Ulnar Nerve Entrapment
Ulnar nerve entrapment is a medical condition consequent to the compression of the ulnar nerve along its course. Although compression may occur in the axilla and upper arm, at the elbow, the forearm and the wrist, by far the most common site of entrapment is the elbow. Ulnar nerve entrapment at the elbow is also known as cubital tunnel syndrome, the cubital tunnel being the passageway where the nerve runs at the elbow. This picture helps you to visualize the course of the ulnar nerve and its territory of innervation.
Due to specific anatomical reasons (e.g. the fascia overlying the ulnar nerve can be thicker than normally), rheumatic diseases that change the bone structures, bone deformities that are consequent to previous elbow traumas, the passageway can become narrower and therefore a compression on the ulnar nerve can result.
In 15-20% of people, flexing the elbow systematically results in “subluxation” of the ulnar nerve on the medial epicondyle (the nerve rolls out of the cubital groove just over the tip of the medial epicondyle or even completely anteriorly to it, as shown in the picture B) and this can also cause the onset of symptoms.
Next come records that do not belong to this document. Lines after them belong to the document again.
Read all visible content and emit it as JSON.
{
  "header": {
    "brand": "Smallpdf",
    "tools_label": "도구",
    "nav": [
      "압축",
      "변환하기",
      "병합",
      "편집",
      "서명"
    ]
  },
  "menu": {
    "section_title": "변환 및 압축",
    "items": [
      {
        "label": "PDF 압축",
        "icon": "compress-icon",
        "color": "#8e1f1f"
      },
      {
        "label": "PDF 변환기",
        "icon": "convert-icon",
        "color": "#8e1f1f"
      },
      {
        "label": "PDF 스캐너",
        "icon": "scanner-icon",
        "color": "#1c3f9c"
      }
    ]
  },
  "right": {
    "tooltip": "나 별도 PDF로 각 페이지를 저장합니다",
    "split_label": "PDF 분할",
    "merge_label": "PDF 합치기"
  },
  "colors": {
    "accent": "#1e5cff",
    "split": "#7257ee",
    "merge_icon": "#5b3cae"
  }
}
Some life habits may also predispose to developing this syndrome (e.g. sleeping with flexed arms or spending long hours with your flexed elbow on the desk when working). This is why some professional categories (e.g. musicians such as violinists, flutists, baseball batters, pitchers and javelin throwers among athletes) are particularly exposed to it.
Ulnar nerve entrapment at the elbow is mostly affecting just one side but some patients may present it both elbows: in the latter case, symptoms may present with prevalence on one of them (most often the dominant side). The course of the syndrome is usually characterized by 3 phases.
The initial phase is associated with pain and numbness on the forearm and the hand, usually experienced as worsening at night, often completely disrupting the quality of sleep of the patient.
Initially these symptoms usually present a relapsing- remitting course but as time goes, they become continuous and their intensity worsens.
During the final stage, the persistent compression results into functional damage to the nerve: the patient develops sensory loss in the ulnar territory and muscle waste as shown in the following photo.
The muscle atrophy causes progressive decrease of strength, especially the pinch grip is impaired.
Cubital Tunnel Syndrome is diagnosed according to clinical evaluation (that means that your history is suggesting that this is what can explain your symptoms) and ruling out the possibility of other pathologies (such as cervical spine pathology). An EMG and nerve conduction study and a dynamic ultrasound of the elbow (to evaluate if there is a tendency to subluxation of the ulnar nerve during elbow flexion) are routinely utilized to confirm the clinical suspicion.
If your surgeon suspects the association with other pathologies (e.g. cervical spine pathology), further instrumental investigations can be required to complete the diagnostic assessment. However, the information provided by the investigations must always be evaluated by your surgeon before the diagnosis is confirmed.
Conservative treatment can be wearing splints, taking medications such as vitamin supplements. They usually provide only temporary relief. Conservative treatment is not an option when a functional damage of the nerve has been detected.
As the symptomatology is the consequence of mechanical compression, surgery (that is decompression of the nerve) is certainly the elective treatment option.
Cubital Tunnel Surgery
Indications for surgery: Your surgeon advocates surgery after evaluation of your medical history, neurological examination and after you have completed Your instrumental investigations. If muscle atrophy and sensory loss are already evident, surgery is the only treatment option and it should be performed as soon as possible to prevent further progression of the nerve damage.
Type of surgery: The procedure is performed under general anesthesia: through an incision on the elbow, the surgeon will identify the ulnar nerve above the elbow and follow its course inside the cubital tunnel. The overlying tissue is cut to relieve the compression on the nerve. In order to prevent the tendency to subluxation, the surgeon may decide to mobilize the nerve out of the cubital groove and relocate it under the skin.
After the procedure, you can resume your daily activities except performing efforts (such as carrying weights) with the operated arm.